"Oh yes, Olivier, our Olivier, he is there! They are going to kill him!..."
"Olivier! kill him!" repeated Thérèse, half dazed; then the awful reality rushed suddenly upon her. She started to her feet with a cry that echoed through the house.
"Olivier going to die? Oh! mamma, mamma!"
Robespierre continued his supplications, holding Clarisse, who still struggled, in his grasp. She would have her son! She would go and demand him from the executioner! Every mother there would intercede for her!
"If they will not give him to me, let them kill me, kill me with him! I will go! I will go! I must save my son! For God's sake, let me go!"

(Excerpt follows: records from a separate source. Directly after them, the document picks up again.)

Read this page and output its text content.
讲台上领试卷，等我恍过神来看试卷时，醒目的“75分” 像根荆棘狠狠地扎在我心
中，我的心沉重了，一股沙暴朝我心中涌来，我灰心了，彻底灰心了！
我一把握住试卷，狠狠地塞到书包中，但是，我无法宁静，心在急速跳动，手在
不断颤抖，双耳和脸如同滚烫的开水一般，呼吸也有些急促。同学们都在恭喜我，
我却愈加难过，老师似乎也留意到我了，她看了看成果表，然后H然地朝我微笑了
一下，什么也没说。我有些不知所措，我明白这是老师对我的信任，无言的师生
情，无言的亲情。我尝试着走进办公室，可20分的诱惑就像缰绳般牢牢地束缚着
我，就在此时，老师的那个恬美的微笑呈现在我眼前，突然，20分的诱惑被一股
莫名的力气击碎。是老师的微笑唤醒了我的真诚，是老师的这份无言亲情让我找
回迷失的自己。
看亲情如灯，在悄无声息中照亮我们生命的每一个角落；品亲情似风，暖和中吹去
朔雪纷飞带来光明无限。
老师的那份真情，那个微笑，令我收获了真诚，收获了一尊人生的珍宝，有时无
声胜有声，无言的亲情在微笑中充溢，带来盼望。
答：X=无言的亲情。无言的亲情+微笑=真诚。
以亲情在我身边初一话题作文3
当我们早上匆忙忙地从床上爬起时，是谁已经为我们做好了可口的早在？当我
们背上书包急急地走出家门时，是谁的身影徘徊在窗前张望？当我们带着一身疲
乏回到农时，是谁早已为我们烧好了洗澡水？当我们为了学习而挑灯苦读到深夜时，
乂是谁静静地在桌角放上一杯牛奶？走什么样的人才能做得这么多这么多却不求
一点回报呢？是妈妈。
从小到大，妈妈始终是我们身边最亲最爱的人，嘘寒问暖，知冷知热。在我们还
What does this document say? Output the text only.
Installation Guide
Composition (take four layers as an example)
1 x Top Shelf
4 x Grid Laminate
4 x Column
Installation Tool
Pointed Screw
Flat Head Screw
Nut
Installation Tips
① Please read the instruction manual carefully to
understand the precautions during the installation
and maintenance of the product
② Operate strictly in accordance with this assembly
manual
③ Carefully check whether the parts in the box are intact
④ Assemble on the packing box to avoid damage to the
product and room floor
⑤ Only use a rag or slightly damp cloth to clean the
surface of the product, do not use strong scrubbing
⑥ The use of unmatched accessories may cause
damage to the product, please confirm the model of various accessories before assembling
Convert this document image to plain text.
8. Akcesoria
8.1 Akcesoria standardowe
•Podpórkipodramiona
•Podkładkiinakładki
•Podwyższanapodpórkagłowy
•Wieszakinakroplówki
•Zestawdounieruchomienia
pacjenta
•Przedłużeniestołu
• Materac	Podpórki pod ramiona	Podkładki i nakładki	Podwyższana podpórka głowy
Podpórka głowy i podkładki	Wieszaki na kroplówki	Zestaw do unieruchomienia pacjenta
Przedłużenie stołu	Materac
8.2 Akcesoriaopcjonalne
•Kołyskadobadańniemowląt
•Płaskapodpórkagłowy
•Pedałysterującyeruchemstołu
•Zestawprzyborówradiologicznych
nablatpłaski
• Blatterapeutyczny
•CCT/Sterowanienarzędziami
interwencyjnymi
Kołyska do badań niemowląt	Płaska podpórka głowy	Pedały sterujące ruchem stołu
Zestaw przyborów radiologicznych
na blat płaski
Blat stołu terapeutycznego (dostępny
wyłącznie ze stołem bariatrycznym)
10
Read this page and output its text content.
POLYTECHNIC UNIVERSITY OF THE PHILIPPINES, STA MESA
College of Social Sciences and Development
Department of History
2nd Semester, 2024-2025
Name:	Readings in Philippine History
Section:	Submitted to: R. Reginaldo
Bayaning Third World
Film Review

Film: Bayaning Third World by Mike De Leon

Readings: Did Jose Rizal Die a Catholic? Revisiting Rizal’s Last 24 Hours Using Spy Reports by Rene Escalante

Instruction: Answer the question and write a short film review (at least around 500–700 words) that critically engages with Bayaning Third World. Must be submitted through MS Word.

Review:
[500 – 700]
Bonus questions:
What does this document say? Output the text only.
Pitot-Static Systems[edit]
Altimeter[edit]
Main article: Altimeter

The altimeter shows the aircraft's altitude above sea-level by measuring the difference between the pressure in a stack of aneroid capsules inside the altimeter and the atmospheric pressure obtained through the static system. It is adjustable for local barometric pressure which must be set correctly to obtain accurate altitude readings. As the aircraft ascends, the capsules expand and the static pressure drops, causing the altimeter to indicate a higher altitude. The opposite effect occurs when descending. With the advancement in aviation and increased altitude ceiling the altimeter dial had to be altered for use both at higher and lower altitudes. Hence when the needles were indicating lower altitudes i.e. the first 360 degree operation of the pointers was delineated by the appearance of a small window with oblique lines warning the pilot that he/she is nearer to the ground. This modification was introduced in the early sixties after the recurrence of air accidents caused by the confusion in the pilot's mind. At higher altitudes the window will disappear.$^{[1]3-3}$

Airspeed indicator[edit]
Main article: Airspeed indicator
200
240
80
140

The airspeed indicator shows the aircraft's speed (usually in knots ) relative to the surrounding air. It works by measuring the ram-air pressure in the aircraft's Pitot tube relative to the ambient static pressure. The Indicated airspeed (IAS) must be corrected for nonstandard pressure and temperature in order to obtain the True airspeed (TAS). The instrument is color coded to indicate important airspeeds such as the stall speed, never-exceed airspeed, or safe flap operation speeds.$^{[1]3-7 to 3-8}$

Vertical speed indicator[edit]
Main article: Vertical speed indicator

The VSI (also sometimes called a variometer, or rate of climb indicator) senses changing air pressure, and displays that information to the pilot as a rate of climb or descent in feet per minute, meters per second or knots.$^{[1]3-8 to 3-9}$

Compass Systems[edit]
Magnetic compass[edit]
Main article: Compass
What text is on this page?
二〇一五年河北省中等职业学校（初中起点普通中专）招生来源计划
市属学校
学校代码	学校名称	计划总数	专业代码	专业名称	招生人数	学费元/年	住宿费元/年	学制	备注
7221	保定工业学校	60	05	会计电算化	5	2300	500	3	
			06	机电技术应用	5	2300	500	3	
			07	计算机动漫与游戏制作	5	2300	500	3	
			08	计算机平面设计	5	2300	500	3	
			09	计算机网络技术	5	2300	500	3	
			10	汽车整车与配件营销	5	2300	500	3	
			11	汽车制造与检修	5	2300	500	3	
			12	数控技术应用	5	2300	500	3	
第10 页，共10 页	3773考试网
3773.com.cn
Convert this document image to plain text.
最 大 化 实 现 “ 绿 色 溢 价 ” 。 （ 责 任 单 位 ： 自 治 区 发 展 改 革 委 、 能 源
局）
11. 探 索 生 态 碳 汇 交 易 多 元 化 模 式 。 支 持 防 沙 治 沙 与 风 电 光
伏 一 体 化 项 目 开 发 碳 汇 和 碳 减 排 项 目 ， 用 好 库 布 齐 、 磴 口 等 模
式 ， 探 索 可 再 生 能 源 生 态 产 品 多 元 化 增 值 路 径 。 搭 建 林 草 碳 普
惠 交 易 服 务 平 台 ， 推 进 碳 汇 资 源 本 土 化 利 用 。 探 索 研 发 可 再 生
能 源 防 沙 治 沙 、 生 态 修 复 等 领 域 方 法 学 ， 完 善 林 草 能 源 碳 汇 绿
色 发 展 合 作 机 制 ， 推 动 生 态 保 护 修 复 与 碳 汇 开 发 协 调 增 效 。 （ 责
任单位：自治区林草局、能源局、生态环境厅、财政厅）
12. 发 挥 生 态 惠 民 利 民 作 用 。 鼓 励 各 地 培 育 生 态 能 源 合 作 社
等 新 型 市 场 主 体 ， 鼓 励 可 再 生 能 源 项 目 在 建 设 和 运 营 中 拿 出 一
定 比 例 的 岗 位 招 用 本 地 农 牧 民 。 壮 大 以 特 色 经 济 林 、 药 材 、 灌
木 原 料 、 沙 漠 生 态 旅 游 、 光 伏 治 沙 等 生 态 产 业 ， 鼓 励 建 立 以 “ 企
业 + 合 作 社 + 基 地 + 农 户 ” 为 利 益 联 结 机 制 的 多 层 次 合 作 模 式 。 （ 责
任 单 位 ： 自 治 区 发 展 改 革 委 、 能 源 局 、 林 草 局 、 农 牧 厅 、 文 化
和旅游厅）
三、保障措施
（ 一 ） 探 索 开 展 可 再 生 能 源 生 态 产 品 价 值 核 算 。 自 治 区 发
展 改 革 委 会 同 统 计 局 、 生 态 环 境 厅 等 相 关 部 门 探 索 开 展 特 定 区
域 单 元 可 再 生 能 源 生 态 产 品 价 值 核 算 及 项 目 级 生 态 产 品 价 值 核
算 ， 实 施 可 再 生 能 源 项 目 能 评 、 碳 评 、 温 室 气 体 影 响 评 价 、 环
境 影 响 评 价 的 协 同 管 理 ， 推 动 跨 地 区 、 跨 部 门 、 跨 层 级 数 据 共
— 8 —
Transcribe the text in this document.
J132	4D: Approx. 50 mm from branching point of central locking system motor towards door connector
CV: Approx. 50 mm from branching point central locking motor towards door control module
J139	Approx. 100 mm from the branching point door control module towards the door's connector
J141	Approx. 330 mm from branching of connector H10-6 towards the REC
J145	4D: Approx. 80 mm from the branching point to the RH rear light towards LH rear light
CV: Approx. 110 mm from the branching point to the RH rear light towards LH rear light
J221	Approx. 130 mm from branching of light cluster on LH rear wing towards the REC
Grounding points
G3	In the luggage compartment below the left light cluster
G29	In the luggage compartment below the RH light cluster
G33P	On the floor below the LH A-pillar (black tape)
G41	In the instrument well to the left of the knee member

Robespierre implored Thérèse to help him hold Clarisse back. The young girl, realising the madness of the act, appealed also to her aunt, speaking words of consolation and of hope.
But her voice was drowned in the roar of the mob, that rose and beat against the window-panes like the waves of an angry sea.
"Ça ira, ça ira, ça ira!"
howled the Mænads, flinging their fearful watch-word on the wind, heralding the dreadful spectacle of advancing doom, dancing a veritable dance of death.
"Ah! Ça ira, ça ira, ça ira,
Les aristocrats à la lanterne;
Ah! Ça ira, ça ira, ça ira,
Let aristocrats on les pendra."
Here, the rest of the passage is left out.